In this special holiday edition of Moodboard, we talk to Nora Ramos about holiday traditions in South America and her home country, Colombia.
“Typical in South America is the Novena: it’s 9 days, and on the last day, Jesus arrives. We have to go to the Misa—they call it Misa le Gallo. This Mass, before, was midnight, 12 a.m. Right now you can go 7:30, 8:00, any time. There’s Communion, a lot of people go, and later, people like to do what’s called a cena—it’s a big dinner. This is how it used to be in my homeland. Right now, here, I don’t know really the customs for the Catholic people. [In South America] it’s mostly prayers for the first nine days until Jesus arrives in the world.

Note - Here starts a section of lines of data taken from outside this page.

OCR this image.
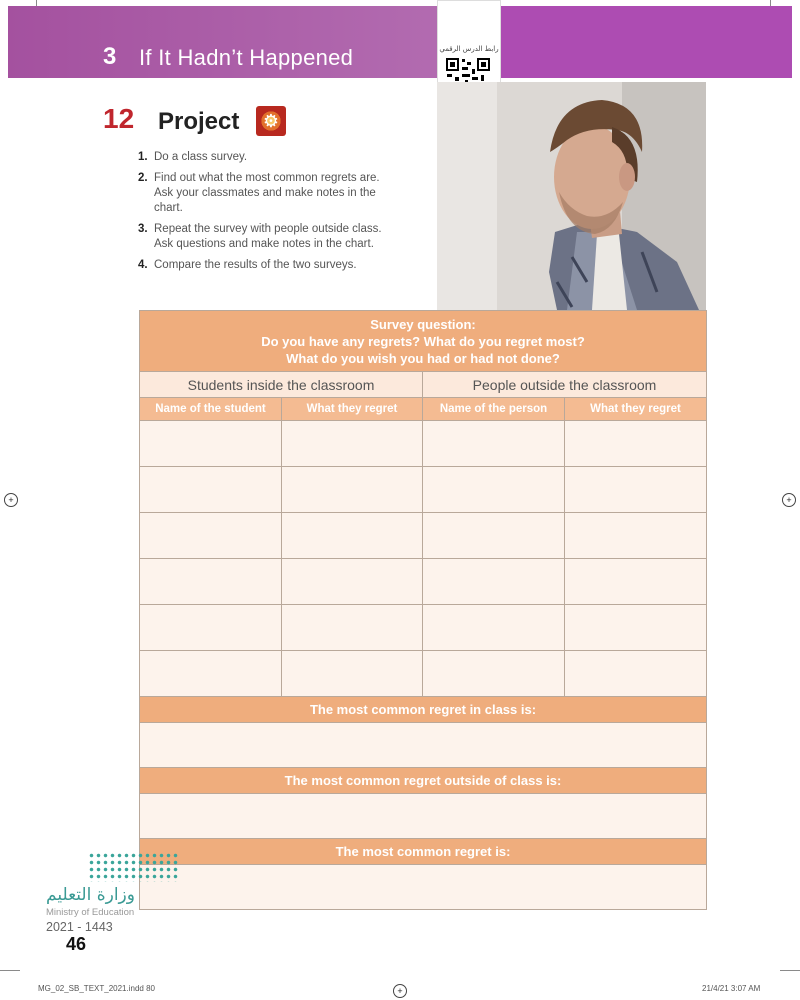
+	+
+
3 If It Hadn’t Happened	رابط الدرس الرقمي
12 Project	⚙
1. Do a class survey.
2. Find out what the most common regrets are. Ask your classmates and make notes in the chart.
3. Repeat the survey with people outside class. Ask questions and make notes in the chart.
4. Compare the results of the two surveys.
Survey question:
Do you have any regrets? What do you regret most?
What do you wish you had or had not done?			

Students inside the classroom		People outside the classroom	
Name of the student	What they regret	Name of the person	What they regret

The most common regret in class is:			

The most common regret outside of class is:			

The most common regret is:			

وزارة التعليم
Ministry of Education
2021 - 1443
46
MG_02_SB_TEXT_2021.indd 80	21/4/21 3:07 AM
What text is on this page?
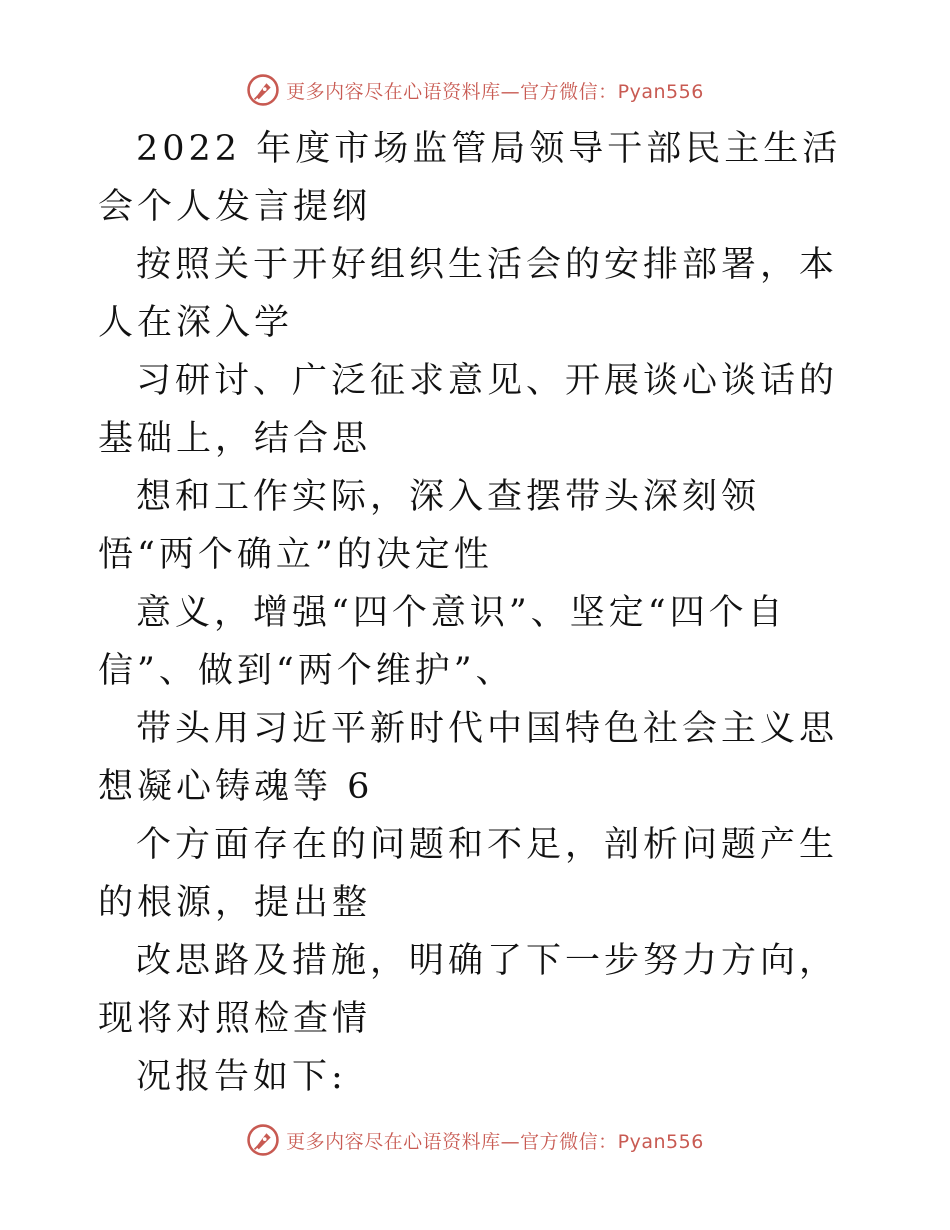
更多内容尽在心语资料库—官方微信：Pyan556

2022 年度市场监管局领导干部民主生活会个人发言提纲

按照关于开好组织生活会的安排部署，本人在深入学

习研讨、广泛征求意见、开展谈心谈话的基础上，结合思

想和工作实际，深入查摆带头深刻领悟“两个确立”的决定性

意义，增强“四个意识”、坚定“四个自信”、做到“两个维护”、

带头用习近平新时代中国特色社会主义思想凝心铸魂等 6

个方面存在的问题和不足，剖析问题产生的根源，提出整

改思路及措施，明确了下一步努力方向，现将对照检查情

况报告如下:

更多内容尽在心语资料库—官方微信：Pyan556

The cena is big, big, big. You can do chicken rice—people make all kinds of dinners, different dinners, with chicken. They have wine, a little bit of talking, and go to sleep. Later, New Years, is different. It’s a party, dancing… In Brazil, the New Years party goes from 9:00 to 6 in the morning… Christmas is a lot of prayers. Prayers, every day.
You have your Pesebre—it’s a little house, the place where Jesus was born. A very poor place. Donkeys, lambs, Maria, Joseph, los pastores. In your house, you have your pesebre. You’re coming to me with a group of people, we pray the novena. Today is Monday, so you come to me. Tuesday, we go to your house. Wednesday, we go to a house of other friends. By the ninth, the last day, Jesus arrives. There’s a lot of Christmas music, different kinds of instruments, people play the guitar, the flauta—everybody brings a lot of instruments to play. There’s music and prayers until baby Jesus arrives in this world. It’s lovely.”